ORUÇ ÇEŞİTLERİ
İslâm’ın beş temelinden birini teşkil eden ve farz olan ramazan orucu dışında emir veya tavsiye edilmiş başka oruçlar da vardır. Öte yandan belirli zamanlarda ve durumlarda oruç tutulması yasaklanmış veya dinen hoş karşılanmamıştır; hükümlerini topluca göstermek üzere bazı eserlerde orucun kısımları arasında yer verilmesi bunların gerçek anlamıyla birer oruç çeşidi sayılması anlamında değildir.
Emir ve tavsiye edilen oruçlar zamanının belirli ve peş peşe tutulmasının gerekli olup olmaması bakımından ayırıma tâbi tutulmuştur.
1. Emredilenler. Ramazan orucunun gerek edası gerekse kazâsı farz oruçlar grubuna girer. Ramazan orucunu belirli şartlar içinde bozma, yanlışlıkla veya kazâ ile adam öldürme, yemini bozma, ihramlıyken avlanma veya vaktinden önce tıraş olma, erkeğin belli bir ifade kullanarak karısından kesin ayrılık yemini (zıhâr) yapıp bundan pişmanlık duymasına bağlı kefâretlerin ifa seçenekleri arasında yer alan oruçlar da bu grupta mütalaa edilmiştir. Ramazan orucunun edası yalnız belli vakitte mümkün olduğundan “muayyen farz”, diğerleri istenilen mubah günlerde tutulabildiği için “gayr-i muayyen farz” olarak nitelendirilir.
ORUÇ ÇEŞİTLERİ
2. Tavsiye edilenler. Farz ve vâcip olmayan, fakat dinen yapılması tavsiye edilen oruçların hükmü fıkıh usulü terimiyle menduptur. Fürû-i fıkıh eserlerinde kendi içinde ayırımlara da tâbi tutularak ve bir kısmı eş anlamlı olmak üzere sünnet, mesnûn, mendup, müstehap, nefl, nâfile ve tatavvu gibi terimlerle anılan bu oruçları iki ana gruba ayırmak mümkündür.
a) Fazileti ve sevabı hakkında hadis bulunan ve belirli zamanlarda tutulması tavsiye edilen oruçlardır. Bir günü oruçlu bir günü oruçsuz geçirmek; bazılarıyla ilgili ayrıntılarda mezheplerin farklı değerlendirmeleri bulunmakla birlikte muharrem ayının dokuz ve onuncu veya on ve on birinci günlerinde, Zilhicce ayının ilk sekiz gününde ve hacda olmayanlar için dokuzuncu gününde, şevval ayının altı gününde, tercihen on üç, on dört ve on beşinci günleri olmak üzere her kamerî ayın üç gününde, her haftanın pazartesi ve perşembe günlerinde, haram aylar olarak bilinen zilkade, zilhicce, muharrem ve receb ve şâban ayında oruç tutmak bu grupta yer alır.

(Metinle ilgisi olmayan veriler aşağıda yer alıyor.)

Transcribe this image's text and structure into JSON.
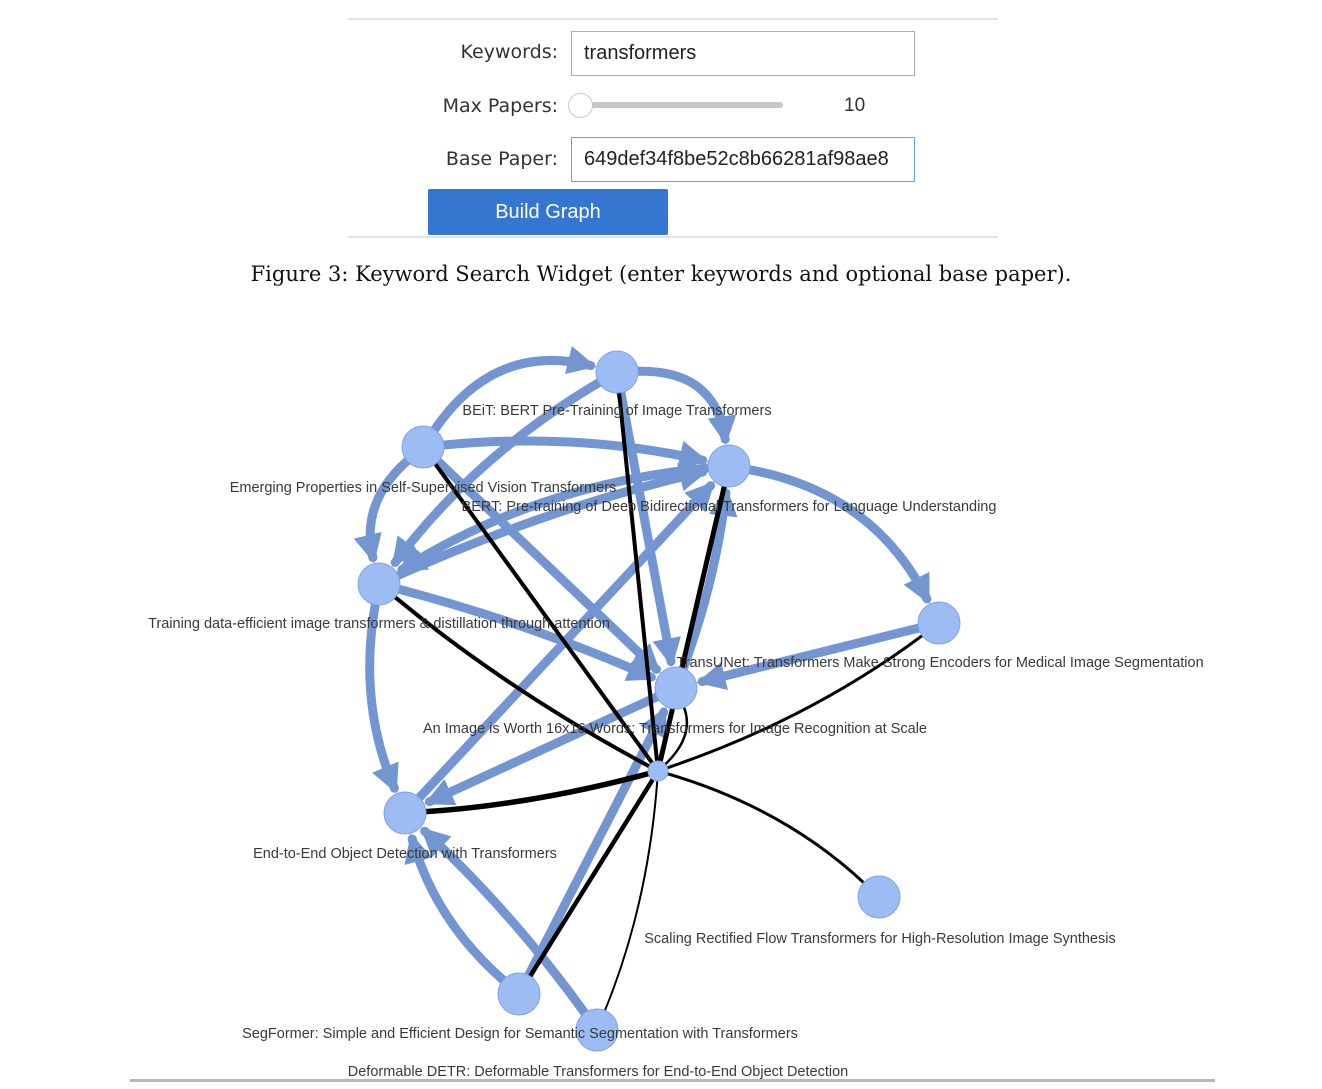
{
  "widget": {
    "keywords_label": "Keywords:",
    "keywords_value": "transformers",
    "max_papers_label": "Max Papers:",
    "max_papers_value": "10",
    "max_papers_slider_fraction": 0.0,
    "base_paper_label": "Base Paper:",
    "base_paper_value": "649def34f8be52c8b66281af98ae8",
    "build_button_label": "Build Graph",
    "accent_color": "#3576d1"
  },
  "figure3_caption": "Figure 3: Keyword Search Widget (enter keywords and optional base paper).",
  "graph": {
    "node_color": "#9dbcf4",
    "edge_color": "#7396d2",
    "black_edge_color": "#000000",
    "nodes": [
      {
        "id": "beit",
        "label": "BEiT: BERT Pre-Training of Image Transformers"
      },
      {
        "id": "dino",
        "label": "Emerging Properties in Self-Supervised Vision Transformers"
      },
      {
        "id": "bert",
        "label": "BERT: Pre-training of Deep Bidirectional Transformers for Language Understanding"
      },
      {
        "id": "deit",
        "label": "Training data-efficient image transformers & distillation through attention"
      },
      {
        "id": "transunet",
        "label": "TransUNet: Transformers Make Strong Encoders for Medical Image Segmentation"
      },
      {
        "id": "vit",
        "label": "An Image is Worth 16x16 Words: Transformers for Image Recognition at Scale"
      },
      {
        "id": "detr",
        "label": "End-to-End Object Detection with Transformers"
      },
      {
        "id": "sd3",
        "label": "Scaling Rectified Flow Transformers for High-Resolution Image Synthesis"
      },
      {
        "id": "segformer",
        "label": "SegFormer: Simple and Efficient Design for Semantic Segmentation with Transformers"
      },
      {
        "id": "ddetr",
        "label": "Deformable DETR: Deformable Transformers for End-to-End Object Detection"
      },
      {
        "id": "extra",
        "label": ""
      }
    ],
    "edges": [
      {
        "source": "dino",
        "target": "beit",
        "kind": "citation"
      },
      {
        "source": "beit",
        "target": "bert",
        "kind": "citation"
      },
      {
        "source": "dino",
        "target": "bert",
        "kind": "citation"
      },
      {
        "source": "deit",
        "target": "bert",
        "kind": "citation"
      },
      {
        "source": "bert",
        "target": "deit",
        "kind": "citation"
      },
      {
        "source": "beit",
        "target": "deit",
        "kind": "citation"
      },
      {
        "source": "dino",
        "target": "deit",
        "kind": "citation"
      },
      {
        "source": "dino",
        "target": "transunet",
        "kind": "citation"
      },
      {
        "source": "deit",
        "target": "transunet",
        "kind": "citation"
      },
      {
        "source": "beit",
        "target": "transunet",
        "kind": "citation"
      },
      {
        "source": "extra",
        "target": "transunet",
        "kind": "citation"
      },
      {
        "source": "transunet",
        "target": "bert",
        "kind": "citation"
      },
      {
        "source": "detr",
        "target": "bert",
        "kind": "citation"
      },
      {
        "source": "deit",
        "target": "detr",
        "kind": "citation"
      },
      {
        "source": "transunet",
        "target": "detr",
        "kind": "citation"
      },
      {
        "source": "segformer",
        "target": "detr",
        "kind": "citation"
      },
      {
        "source": "ddetr",
        "target": "detr",
        "kind": "citation"
      },
      {
        "source": "segformer",
        "target": "transunet",
        "kind": "citation"
      },
      {
        "source": "bert",
        "target": "extra",
        "kind": "citation"
      },
      {
        "source": "beit",
        "target": "vit",
        "kind": "similarity"
      },
      {
        "source": "dino",
        "target": "vit",
        "kind": "similarity"
      },
      {
        "source": "deit",
        "target": "vit",
        "kind": "similarity"
      },
      {
        "source": "bert",
        "target": "vit",
        "kind": "similarity"
      },
      {
        "source": "transunet",
        "target": "vit",
        "kind": "similarity"
      },
      {
        "source": "extra",
        "target": "vit",
        "kind": "similarity"
      },
      {
        "source": "detr",
        "target": "vit",
        "kind": "similarity"
      },
      {
        "source": "sd3",
        "target": "vit",
        "kind": "similarity"
      },
      {
        "source": "segformer",
        "target": "vit",
        "kind": "similarity"
      },
      {
        "source": "ddetr",
        "target": "vit",
        "kind": "similarity"
      }
    ]
  }
}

b) Sayılanlar dışında -oruç tutmanın mekruh veya haram olmadığı günlerde- kişinin kendi isteğiyle oruç tutması tavsiye edilmiş olup bunlara dar anlamıyla “nâfile oruçlar” denir.
ORUÇ ÇEŞİTLERİ
3. Yasaklanan veya dinen hoş karşılanmayanlar. Dinen yasaklanan fiiller için cumhur tarafından haram terimi esas alınırken delilleriyle ilgili değerlendirme sebebiyle bunların bir kısmı Hanefî mezhebinde tahrîmen mekruh olarak nitelenir. Ramazan bayramının ilk günüyle kurban bayramının dört gününde oruç tutmak, kadınların hayız ve nifas hallerinde oruç tutmaları ve orucun hayatî tehlikeye yol açacağı durumlarda oruç tutmak dinen yasaklanmıştır. Yorgun düşme ihtimali bulunan hacıların zilhiccenin sekiz ve dokuzuncu günlerinde, özellikle Arafat’ta vakfe günü olan arefe gününde oruç tutmaları da genellikle mekruh sayılmıştır. Yine bazıları hakkında mezheplerin farklı yaklaşımları bulunmakla birlikte kişinin mûtat oruç günlerine rast gelmeksizin sadece cuma gününü, yine sadece muharremin onuncu gününü, cumartesi günü, pazar günü, Nevruz ve Mihrican günü (Mecûsîler’in ilkbahar ve sonbahar bayramı günleri) gibi başka din mensuplarının kutsal günlerini oruçlu geçirmek mekruh olarak nitelendirilmiştir. Çalışanın iş sahibinden izin almadan ve kararını olumsuz etkileyebileceği durumlarda hâkimin nâfile oruç tutmasının dinen hoş karşılanan bir davranış olmadığını ifade etmişlerdir.